Abstract

Autoimmune diseases (ADs) comprise a heterogeneous group of conditions characterized by the presence of autoantibodies and/or T- or B-lymphocyte reactivity against autoantigens. In many conditions the precise relationship between autoimmune responses and clinical features remains to be defined, but the prevailing notion is that failure of central or peripheral immune tolerance leading to autoimmunity precedes clinically overt autoimmune disease which in the case of rheumatic autoimmune conditions is characterized by systemic inflammation, vasculopathy and signs and symptoms of musculoskeletal involvement. Except for rheumatoid arthritis (RA), rheumatic autoimmune diseases are rare, affecting less than 1% of the population. Nevertheless, they account for a high share of public health expenditure, due to their chronic debilitating nature [Gabriel and Michaud, 2009]. It is not therefore surprising that new therapeutic avenues are constantly being explored.

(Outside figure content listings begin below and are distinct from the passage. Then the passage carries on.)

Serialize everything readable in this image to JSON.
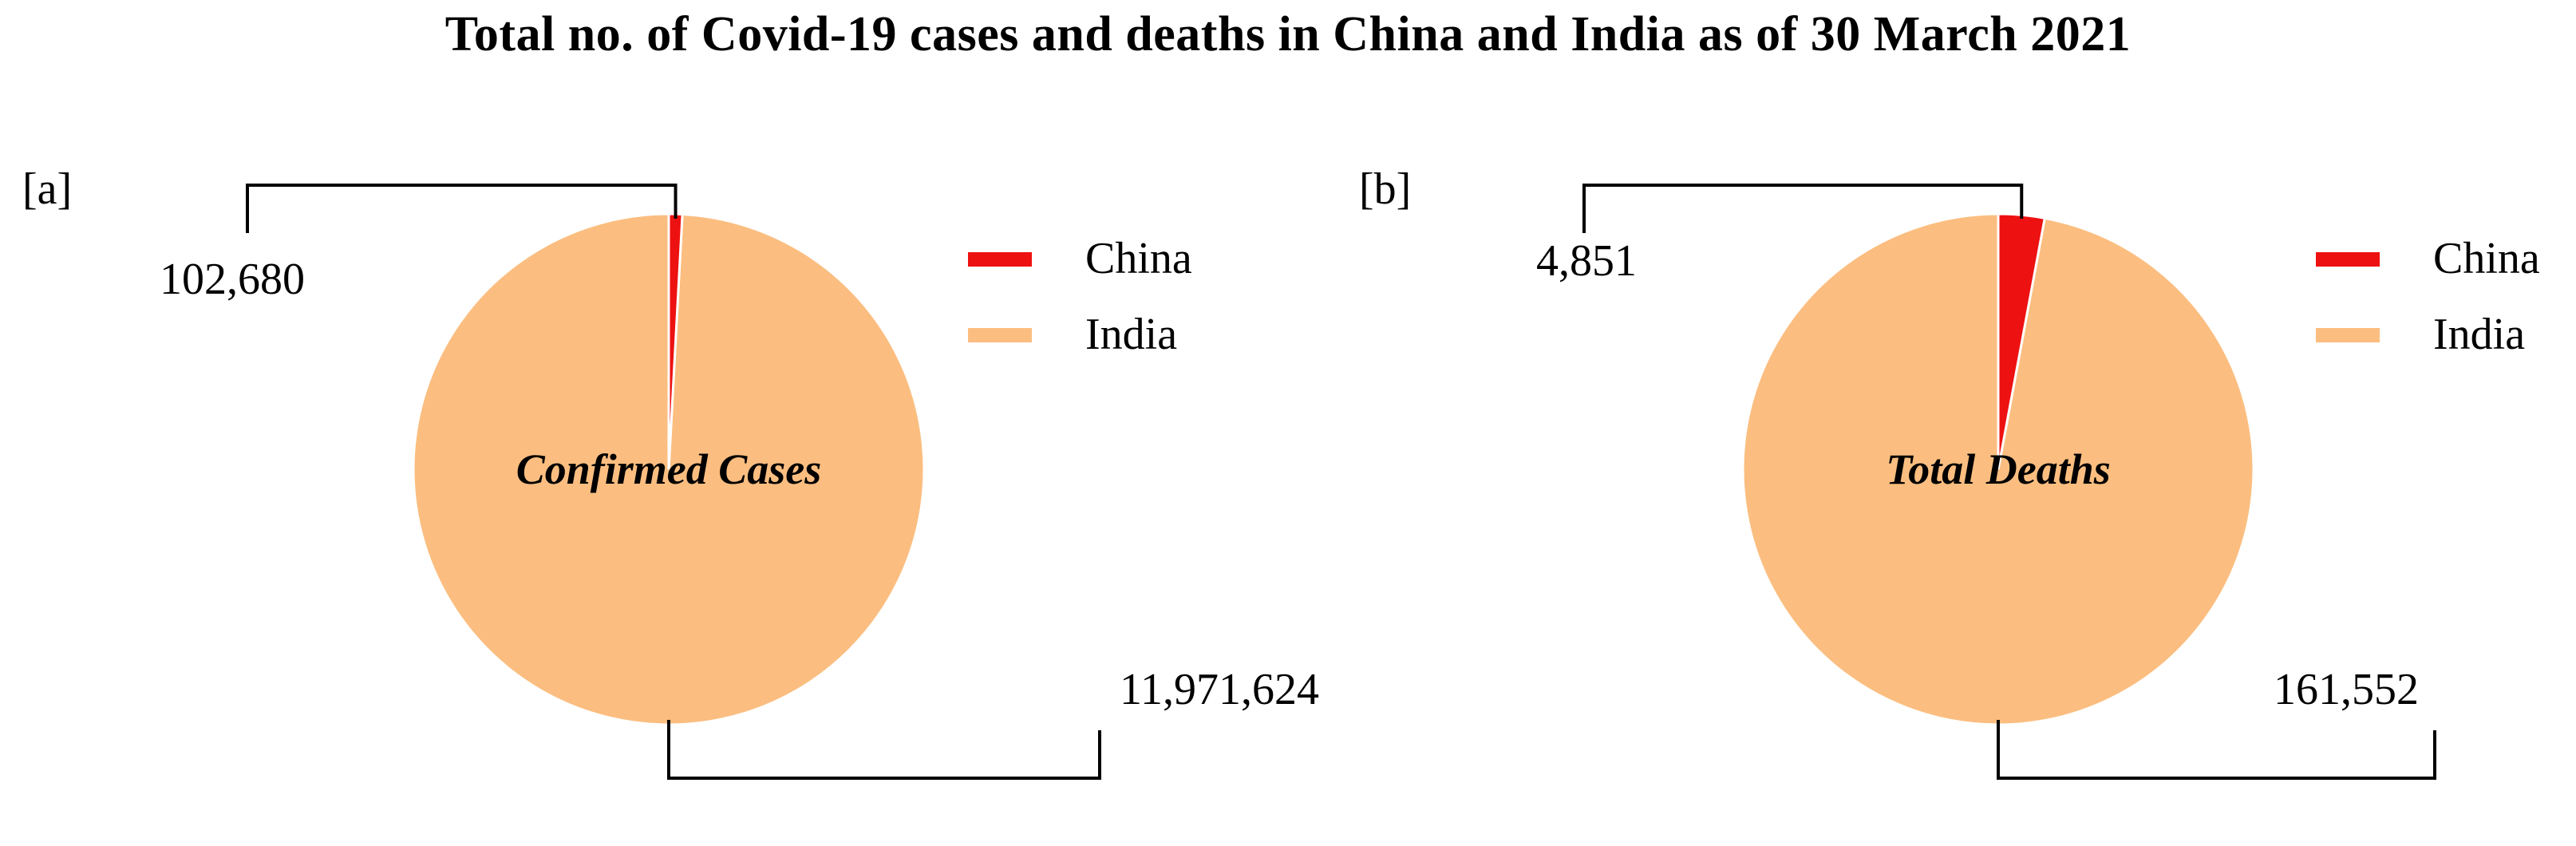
{
  "title": "Total no. of Covid-19 cases and deaths in China and India as of 30 March 2021",
  "colors": {
    "china": "#ee1111",
    "india": "#fbbe80"
  },
  "chart_data": [
    {
      "type": "pie",
      "panel_label": "[a]",
      "center_label": "Confirmed Cases",
      "legend_position": "right",
      "slices": [
        {
          "name": "China",
          "value": 102680,
          "value_label": "102,680"
        },
        {
          "name": "India",
          "value": 11971624,
          "value_label": "11,971,624"
        }
      ]
    },
    {
      "type": "pie",
      "panel_label": "[b]",
      "center_label": "Total Deaths",
      "legend_position": "right",
      "slices": [
        {
          "name": "China",
          "value": 4851,
          "value_label": "4,851"
        },
        {
          "name": "India",
          "value": 161552,
          "value_label": "161,552"
        }
      ]
    }
  ]
}
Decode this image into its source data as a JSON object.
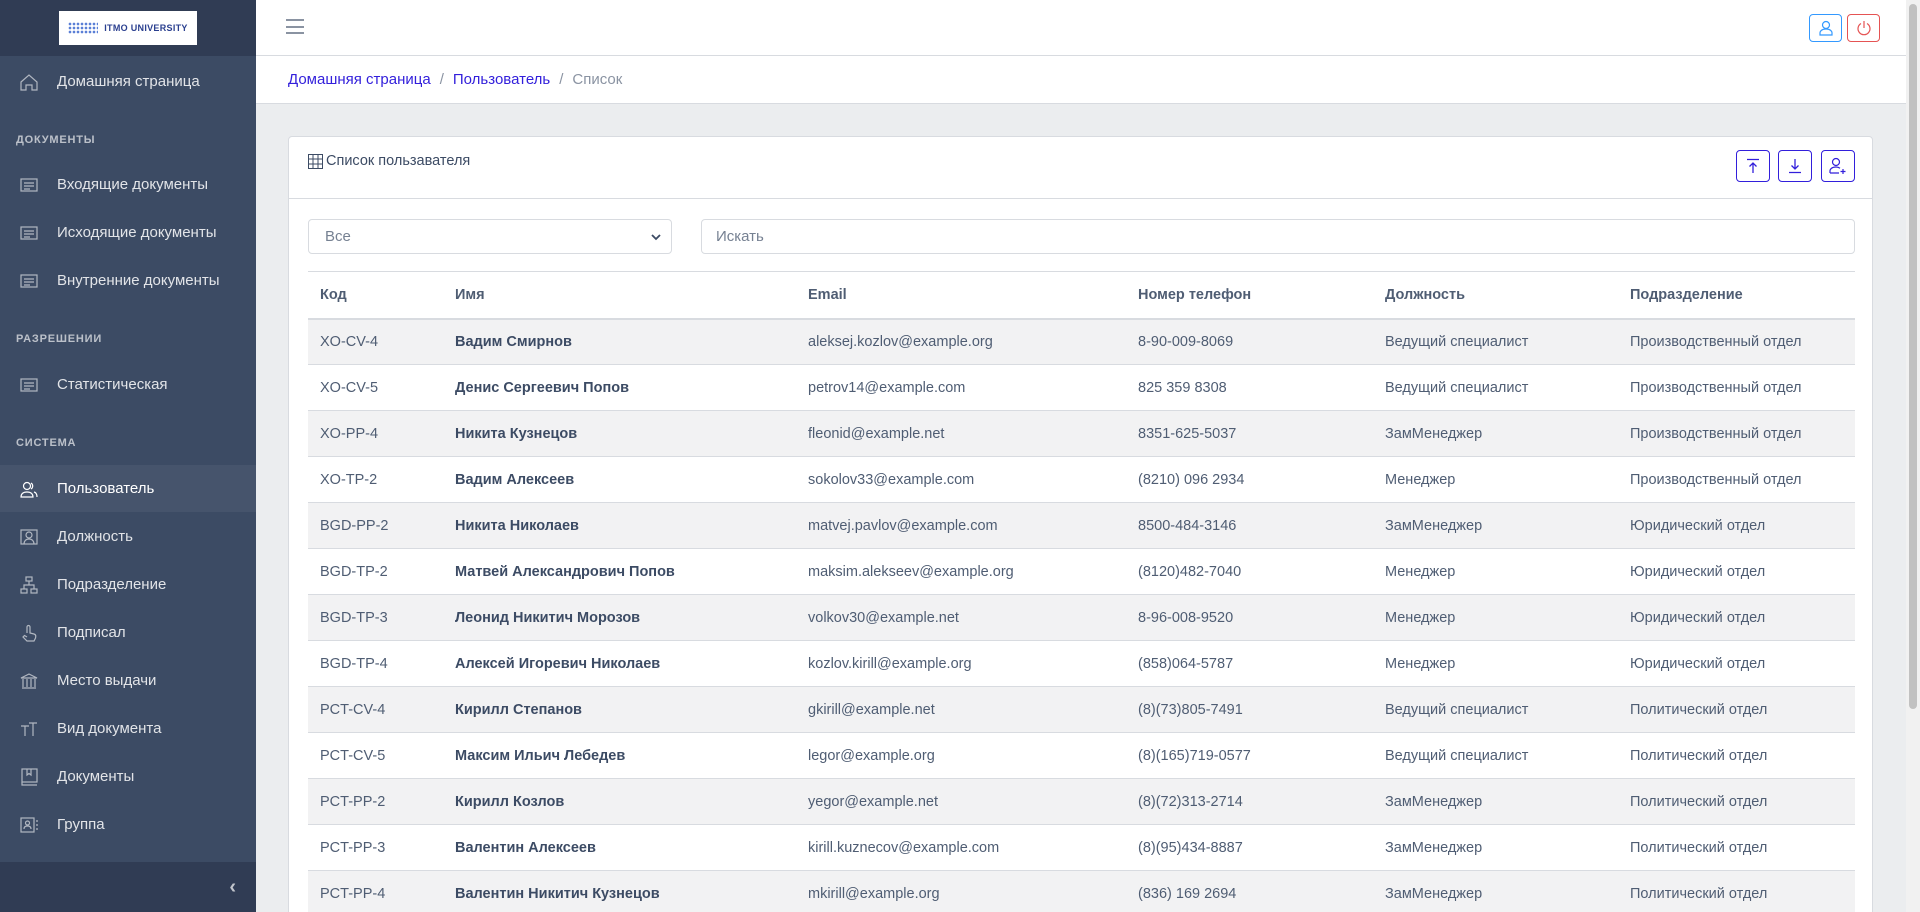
{
  "brand": {
    "logo_text": "ITMO UNIVERSITY"
  },
  "sidebar": {
    "home": "Домашняя страница",
    "sections": [
      {
        "title": "ДОКУМЕНТЫ",
        "items": [
          "Входящие документы",
          "Исходящие документы",
          "Внутренние документы"
        ]
      },
      {
        "title": "РАЗРЕШЕНИИ",
        "items": [
          "Статистическая"
        ]
      },
      {
        "title": "СИСТЕМА",
        "items": [
          "Пользователь",
          "Должность",
          "Подразделение",
          "Подписал",
          "Место выдачи",
          "Вид документа",
          "Документы",
          "Группа"
        ]
      }
    ],
    "active": "Пользователь",
    "collapse_icon": "chevron-left"
  },
  "breadcrumb": [
    "Домашняя страница",
    "Пользователь",
    "Список"
  ],
  "card": {
    "title": "Список пользавателя",
    "filter": {
      "selected": "Все"
    },
    "search": {
      "placeholder": "Искать"
    },
    "buttons": [
      "upload",
      "download",
      "add-user"
    ]
  },
  "colors": {
    "primary": "#321fdb",
    "info": "#3399ff",
    "danger": "#e55353",
    "sidebar": "#3c4b64"
  },
  "table": {
    "columns": [
      "Код",
      "Имя",
      "Email",
      "Номер телефон",
      "Должность",
      "Подразделение"
    ],
    "rows": [
      [
        "XO-CV-4",
        "Вадим Смирнов",
        "aleksej.kozlov@example.org",
        "8-90-009-8069",
        "Ведущий специалист",
        "Производственный отдел"
      ],
      [
        "XO-CV-5",
        "Денис Сергеевич Попов",
        "petrov14@example.com",
        "825 359 8308",
        "Ведущий специалист",
        "Производственный отдел"
      ],
      [
        "XO-PP-4",
        "Никита Кузнецов",
        "fleonid@example.net",
        "8351-625-5037",
        "ЗамМенеджер",
        "Производственный отдел"
      ],
      [
        "XO-TP-2",
        "Вадим Алексеев",
        "sokolov33@example.com",
        "(8210) 096 2934",
        "Менеджер",
        "Производственный отдел"
      ],
      [
        "BGD-PP-2",
        "Никита Николаев",
        "matvej.pavlov@example.com",
        "8500-484-3146",
        "ЗамМенеджер",
        "Юридический отдел"
      ],
      [
        "BGD-TP-2",
        "Матвей Александрович Попов",
        "maksim.alekseev@example.org",
        "(8120)482-7040",
        "Менеджер",
        "Юридический отдел"
      ],
      [
        "BGD-TP-3",
        "Леонид Никитич Морозов",
        "volkov30@example.net",
        "8-96-008-9520",
        "Менеджер",
        "Юридический отдел"
      ],
      [
        "BGD-TP-4",
        "Алексей Игоревич Николаев",
        "kozlov.kirill@example.org",
        "(858)064-5787",
        "Менеджер",
        "Юридический отдел"
      ],
      [
        "PCT-CV-4",
        "Кирилл Степанов",
        "gkirill@example.net",
        "(8)(73)805-7491",
        "Ведущий специалист",
        "Политический отдел"
      ],
      [
        "PCT-CV-5",
        "Максим Ильич Лебедев",
        "legor@example.org",
        "(8)(165)719-0577",
        "Ведущий специалист",
        "Политический отдел"
      ],
      [
        "PCT-PP-2",
        "Кирилл Козлов",
        "yegor@example.net",
        "(8)(72)313-2714",
        "ЗамМенеджер",
        "Политический отдел"
      ],
      [
        "PCT-PP-3",
        "Валентин Алексеев",
        "kirill.kuznecov@example.com",
        "(8)(95)434-8887",
        "ЗамМенеджер",
        "Политический отдел"
      ],
      [
        "PCT-PP-4",
        "Валентин Никитич Кузнецов",
        "mkirill@example.org",
        "(836) 169 2694",
        "ЗамМенеджер",
        "Политический отдел"
      ]
    ]
  }
}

While biologicals have resulted in major breakthroughs in the treatment of RA and juvenile idiopathic arthritis (JIA), connective tissue diseases such as systemic lupus erythematosus (SLE) and systemic sclerosis (SSc) still pose major challenges to clinicians seeking effective treatment options. Biologicals which interfere with the immune response such as rituximab (anti-CD20 mAb) and abatacept (CTLA4-Ig) have not been proven more effective than placebo in controlled clinical trials, which contrasts with the positive collective rituximab experience from large case series. Belimumab (anti-BAFF mAb) is the first new drug to be licensed for use in SLE for several decades, but its efficacy is modest, and its place in the treatment paradigm of lupus remains to be established. Imatinib was hailed as a promising drug for the treatment of systemic sclerosis based on its mechanism of action and on studies in animal models of scleroderma, but it is unlikely that its clinical development in systemic sclerosis will be pursued following disappointing results from pilot studies. Conventional immunosuppressive drugs including glucocorticoids, cyclophosphamide, azathioprine, methotrexate and mycophenolate mofetil therefore still remain the cornerstone in the treatment of connective tissue diseases. However, long-term drug-free remissions are rare and adverse drug reactions and clinical sequelae of long-term use contribute to compliance problems.